Il Tfn (Tribunale Federale Nazionale) gli ha dato ragione ed è tornato a far parte a tutti gli effetti degli arbitri della massima serie del campionato italiano di calcio e della serie B: il 40enne Rosario Abisso, nato a Palermo, ha avuto ragione ed è stato riammesso in Can.
La vicenda
Al termine della scorsa stagione, infatti, è stato dismesso per sopraggiunti limiti di età, una regola che è stata introdotta per fare in modo di avere un certo ricambio generazionale. Questa regola non è “inattaccabile” ma, più che altro, presenta margini di errore e discrezionalità. Abisso, giustamente, non ha accettato passivamente il suo destino facendo ricorso. Per questa ragione, infatti, il Tfn ha ritenuto illegittima la delibera dell’Aia lo scorso 1° luglio come pubblicato sul sito web della Figc.

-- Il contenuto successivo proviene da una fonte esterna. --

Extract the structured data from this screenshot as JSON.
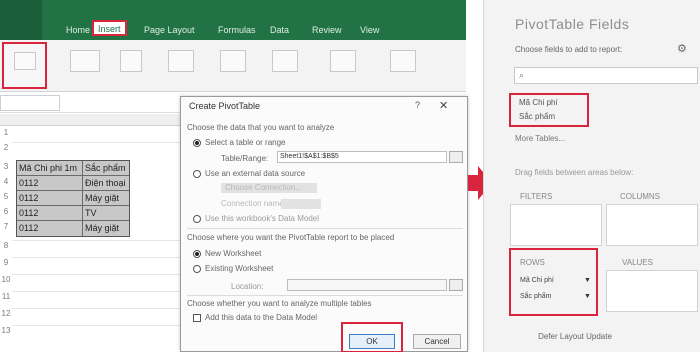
{
  "excel": {
    "ribbon": {
      "tabs": [
        "Home",
        "Insert",
        "Page Layout",
        "Formulas",
        "Data",
        "Review",
        "View"
      ]
    },
    "row_numbers": [
      "1",
      "2",
      "3",
      "4",
      "5",
      "6",
      "7",
      "8",
      "9",
      "10",
      "11",
      "12",
      "13"
    ],
    "table": {
      "headers": [
        "Mã Chi phi 1m",
        "Sắc phẩm"
      ],
      "rows": [
        [
          "0112",
          "Điện thoại"
        ],
        [
          "0112",
          "Máy giặt"
        ],
        [
          "0112",
          "TV"
        ],
        [
          "0112",
          "Máy giặt"
        ]
      ]
    }
  },
  "dialog": {
    "title": "Create PivotTable",
    "help": "?",
    "close": "✕",
    "section1": "Choose the data that you want to analyze",
    "opt_select_table": "Select a table or range",
    "table_range_label": "Table/Range:",
    "table_range_value": "Sheet1!$A$1:$B$5",
    "opt_external": "Use an external data source",
    "choose_connection": "Choose Connection...",
    "connection_name": "Connection name:",
    "opt_data_model": "Use this workbook's Data Model",
    "section2": "Choose where you want the PivotTable report to be placed",
    "opt_new_ws": "New Worksheet",
    "opt_existing_ws": "Existing Worksheet",
    "location_label": "Location:",
    "section3": "Choose whether you want to analyze multiple tables",
    "add_data_model": "Add this data to the Data Model",
    "ok": "OK",
    "cancel": "Cancel"
  },
  "pane": {
    "title": "PivotTable Fields",
    "subtitle": "Choose fields to add to report:",
    "gear_icon": "gear-icon",
    "fields": [
      "Mã Chi phí",
      "Sắc phẩm"
    ],
    "more_tables": "More Tables...",
    "drag_label": "Drag fields between areas below:",
    "areas": {
      "filters": "FILTERS",
      "columns": "COLUMNS",
      "rows": "ROWS",
      "values": "VALUES"
    },
    "row_chips": [
      "Mã Chi phí",
      "Sắc phẩm"
    ],
    "defer": "Defer Layout Update"
  },
  "colors": {
    "excel_green": "#217346",
    "highlight_red": "#d8243d"
  }
}
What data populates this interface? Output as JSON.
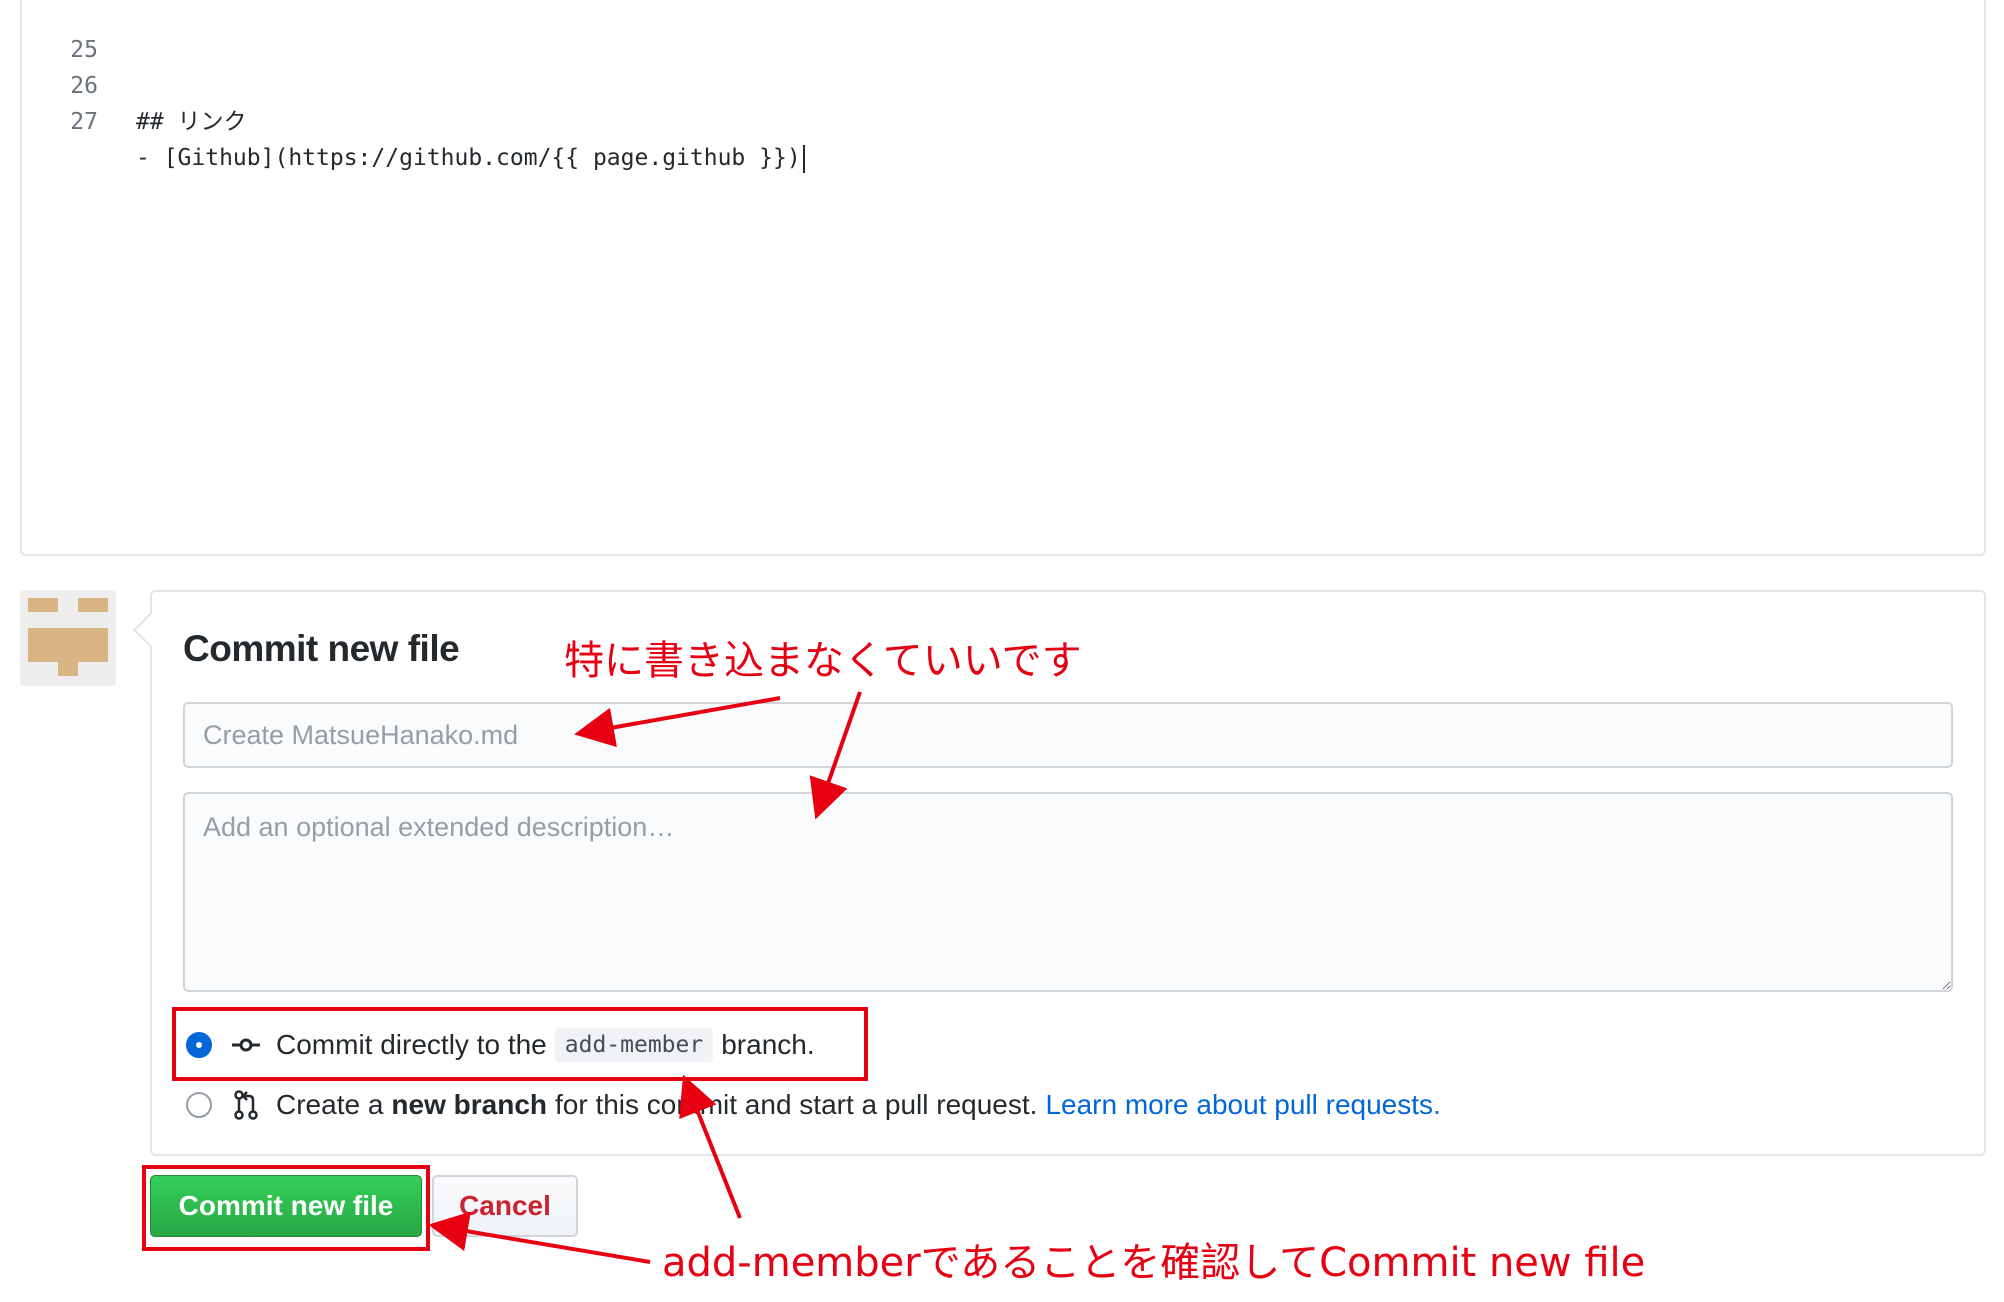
{
  "editor": {
    "lines": [
      {
        "number": "25",
        "text": ""
      },
      {
        "number": "26",
        "text": "## リンク"
      },
      {
        "number": "27",
        "text": "- [Github](https://github.com/{{ page.github }})"
      }
    ]
  },
  "commit": {
    "title": "Commit new file",
    "summary_placeholder": "Create MatsueHanako.md",
    "description_placeholder": "Add an optional extended description…",
    "option_direct": {
      "prefix": "Commit directly to the",
      "branch": "add-member",
      "suffix": "branch.",
      "selected": true
    },
    "option_new_branch": {
      "prefix": "Create a",
      "bold": "new branch",
      "suffix": "for this commit and start a pull request.",
      "link": "Learn more about pull requests.",
      "selected": false
    },
    "commit_button": "Commit new file",
    "cancel_button": "Cancel"
  },
  "annotations": {
    "note_top": "特に書き込まなくていいです",
    "note_bottom": "add-memberであることを確認してCommit new file"
  },
  "colors": {
    "annotation": "#e60012",
    "primary_button": "#28a745",
    "link": "#0366d6",
    "selected_radio": "#0366d6"
  }
}
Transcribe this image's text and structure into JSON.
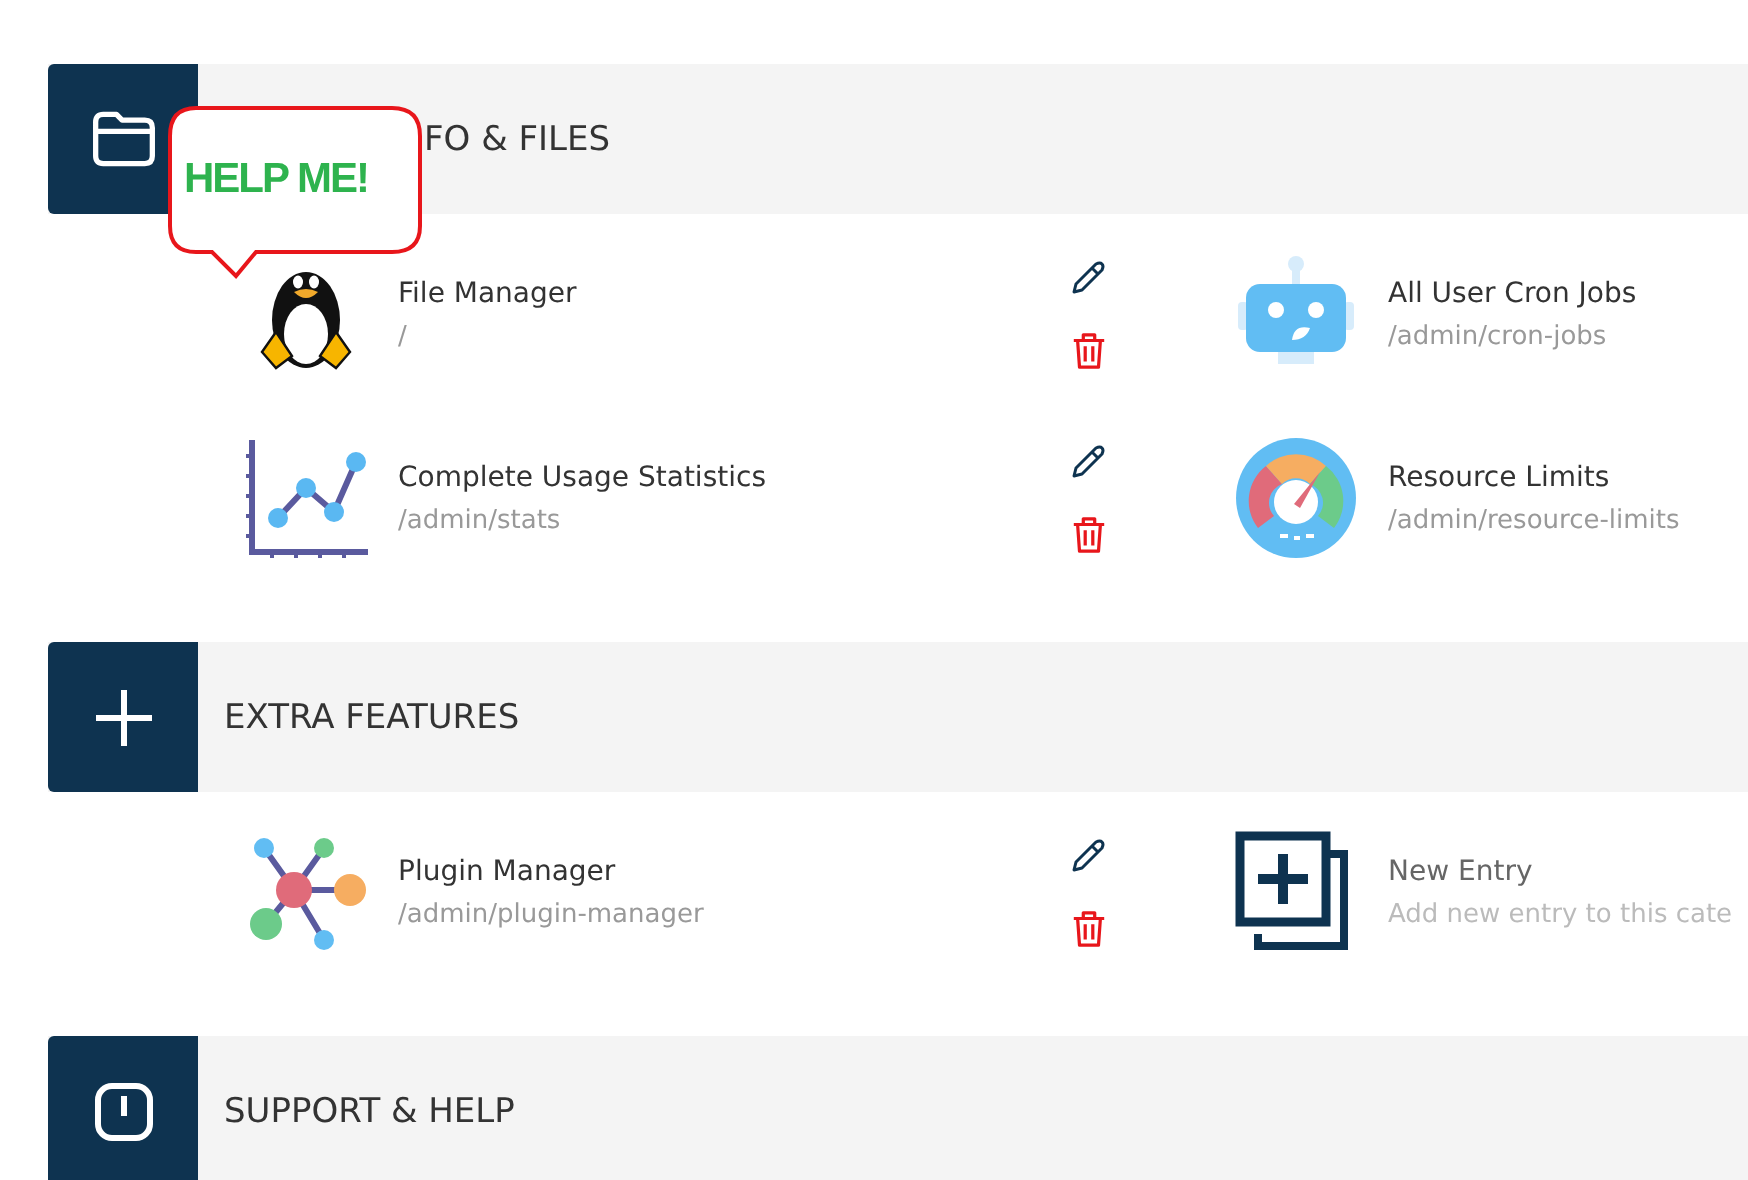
{
  "callout": {
    "text": "HELP ME!"
  },
  "sections": [
    {
      "kind": "folder",
      "title": "FO & FILES",
      "rows": [
        {
          "left": {
            "kind": "tux",
            "title": "File Manager",
            "path": "/"
          },
          "right": {
            "kind": "robot",
            "title": "All User Cron Jobs",
            "path": "/admin/cron-jobs"
          }
        },
        {
          "left": {
            "kind": "chart",
            "title": "Complete Usage Statistics",
            "path": "/admin/stats"
          },
          "right": {
            "kind": "gauge",
            "title": "Resource Limits",
            "path": "/admin/resource-limits"
          }
        }
      ]
    },
    {
      "kind": "plus",
      "title": "EXTRA FEATURES",
      "rows": [
        {
          "left": {
            "kind": "plugins",
            "title": "Plugin Manager",
            "path": "/admin/plugin-manager"
          },
          "right": {
            "kind": "new",
            "title": "New Entry",
            "path": "Add new entry to this cate"
          }
        }
      ]
    },
    {
      "kind": "support",
      "title": "SUPPORT & HELP"
    }
  ]
}
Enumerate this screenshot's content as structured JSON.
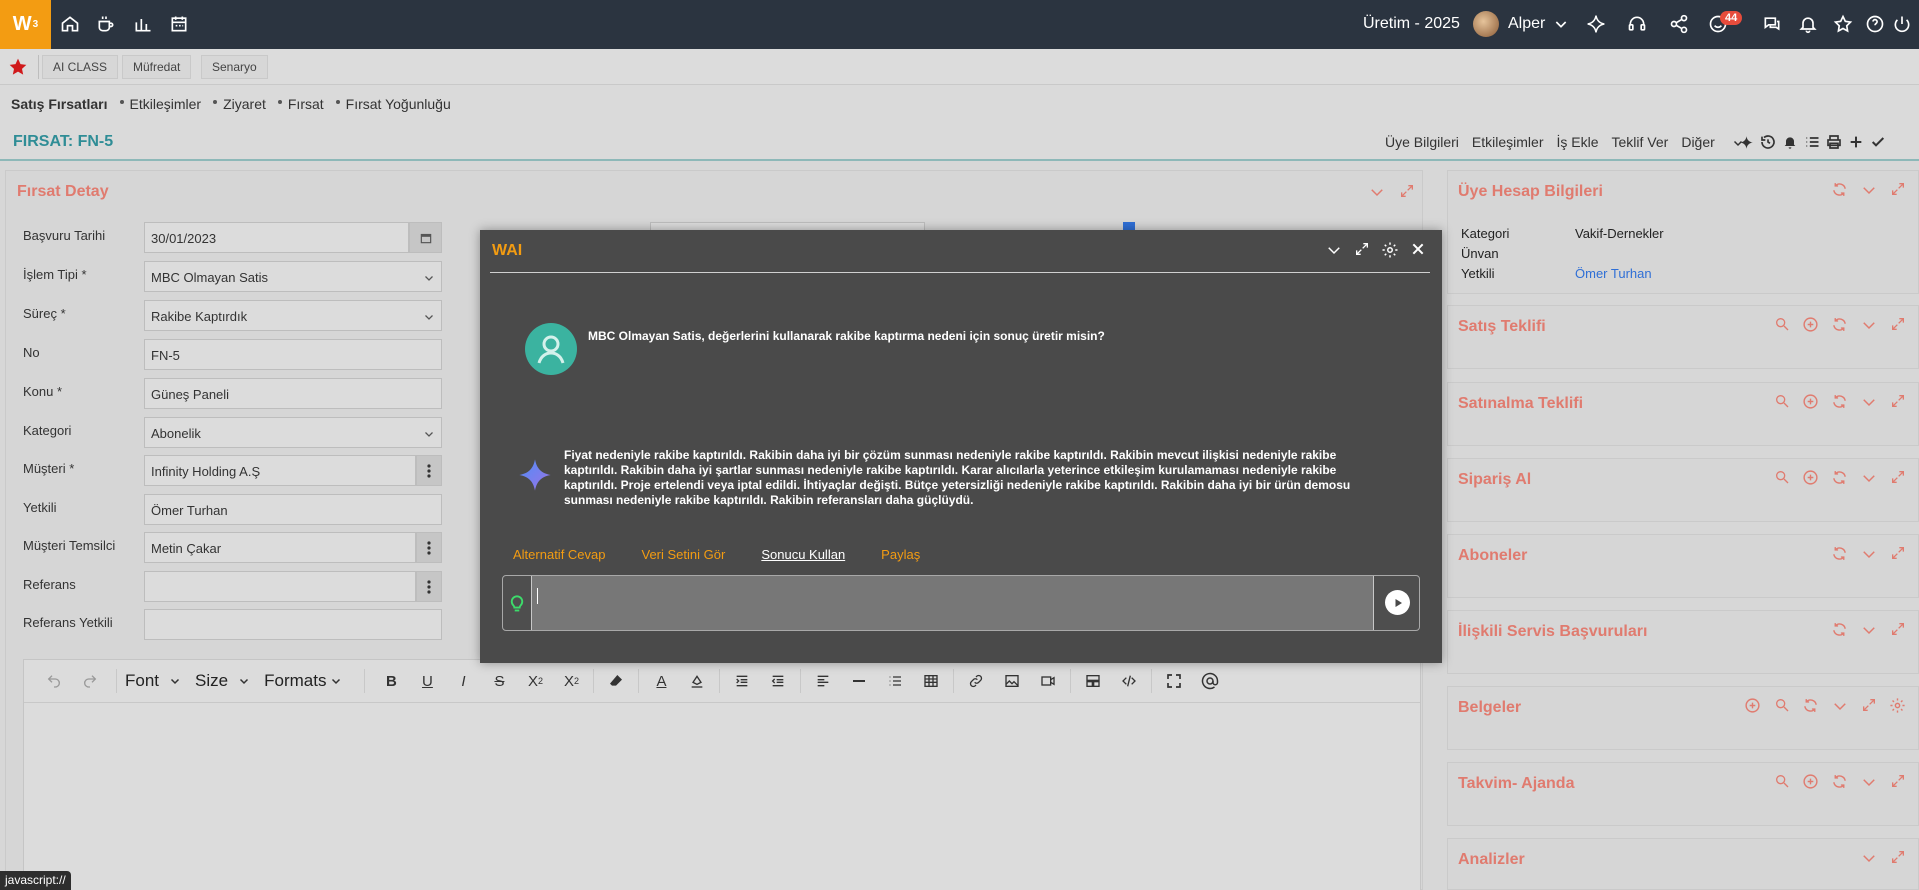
{
  "app": {
    "logo": "W",
    "logo_sup": "3",
    "period": "Üretim - 2025",
    "user_name": "Alper",
    "notification_count": "44"
  },
  "quickbar": {
    "tabs": [
      "AI CLASS",
      "Müfredat",
      "Senaryo"
    ]
  },
  "breadcrumbs": [
    "Satış Fırsatları",
    "Etkileşimler",
    "Ziyaret",
    "Fırsat",
    "Fırsat Yoğunluğu"
  ],
  "titlebar": {
    "title": "FIRSAT: FN-5",
    "links": [
      "Üye Bilgileri",
      "Etkileşimler",
      "İş Ekle",
      "Teklif Ver",
      "Diğer"
    ]
  },
  "detail": {
    "title": "Fırsat Detay",
    "fields": [
      {
        "label": "Başvuru Tarihi",
        "value": "30/01/2023"
      },
      {
        "label": "İşlem Tipi *",
        "value": "MBC Olmayan Satis"
      },
      {
        "label": "Süreç *",
        "value": "Rakibe Kaptırdık"
      },
      {
        "label": "No",
        "value": "FN-5"
      },
      {
        "label": "Konu *",
        "value": "Güneş Paneli"
      },
      {
        "label": "Kategori",
        "value": "Abonelik"
      },
      {
        "label": "Müşteri *",
        "value": "Infinity Holding A.Ş"
      },
      {
        "label": "Yetkili",
        "value": "Ömer Turhan"
      },
      {
        "label": "Müşteri Temsilci",
        "value": "Metin Çakar"
      },
      {
        "label": "Referans",
        "value": ""
      },
      {
        "label": "Referans Yetkili",
        "value": ""
      }
    ],
    "editor": {
      "font": "Font",
      "size": "Size",
      "formats": "Formats"
    }
  },
  "right": {
    "account": {
      "title": "Üye Hesap Bilgileri",
      "rows": [
        {
          "key": "Kategori",
          "value": "Vakif-Dernekler"
        },
        {
          "key": "Ünvan",
          "value": ""
        },
        {
          "key": "Yetkili",
          "value": "Ömer Turhan"
        }
      ]
    },
    "cards": [
      "Satış Teklifi",
      "Satınalma Teklifi",
      "Sipariş Al",
      "Aboneler",
      "İlişkili Servis Başvuruları",
      "Belgeler",
      "Takvim- Ajanda",
      "Analizler"
    ]
  },
  "modal": {
    "title": "WAI",
    "user_message": "MBC Olmayan Satis, değerlerini kullanarak rakibe kaptırma nedeni için sonuç üretir misin?",
    "ai_message": "Fiyat nedeniyle rakibe kaptırıldı. Rakibin daha iyi bir çözüm sunması nedeniyle rakibe kaptırıldı. Rakibin mevcut ilişkisi nedeniyle rakibe kaptırıldı. Rakibin daha iyi şartlar sunması nedeniyle rakibe kaptırıldı. Karar alıcılarla yeterince etkileşim kurulamaması nedeniyle rakibe kaptırıldı. Proje ertelendi veya iptal edildi. İhtiyaçlar değişti. Bütçe yetersizliği nedeniyle rakibe kaptırıldı. Rakibin daha iyi bir ürün demosu sunması nedeniyle rakibe kaptırıldı. Rakibin referansları daha güçlüydü.",
    "actions": [
      "Alternatif Cevap",
      "Veri Setini Gör",
      "Sonucu Kullan",
      "Paylaş"
    ],
    "input_value": ""
  },
  "status_bar": "javascript://",
  "colors": {
    "accent": "#f39c12",
    "title_teal": "#2f8d96",
    "card_title": "#e07b6f",
    "topbar": "#2b3440",
    "modal_bg": "#4a4a4a"
  }
}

Il reintegro tra gli arbitri
In un primo momento era già avvenuta la sospensione del provvedimento dell’Aia, motivo per il quale Abisso ha partecipato con i suoi colleghi al raduno pre-campionato. Poco tempo dopo è arrivata anche la vittoria del suo ricorso. Fino ad ora, dal 2014, il fischietto nato a Palermo ha diretto ben 124 gare in serie A.
Qual è la norma
Come ricorda il Corriere dello Sport, Abisso ha avuto ragione perché un ricambio generazionale può avvenire dopo 10 anni di onorata carriera dalla stagione 2020-2021 quando è entrata in vigore. In questo modo, il decennio si deve conteggiare da quel momento, non da prima, con uno sbarramento che può avvenire soltanto a partire dalla stagione 2029-2030.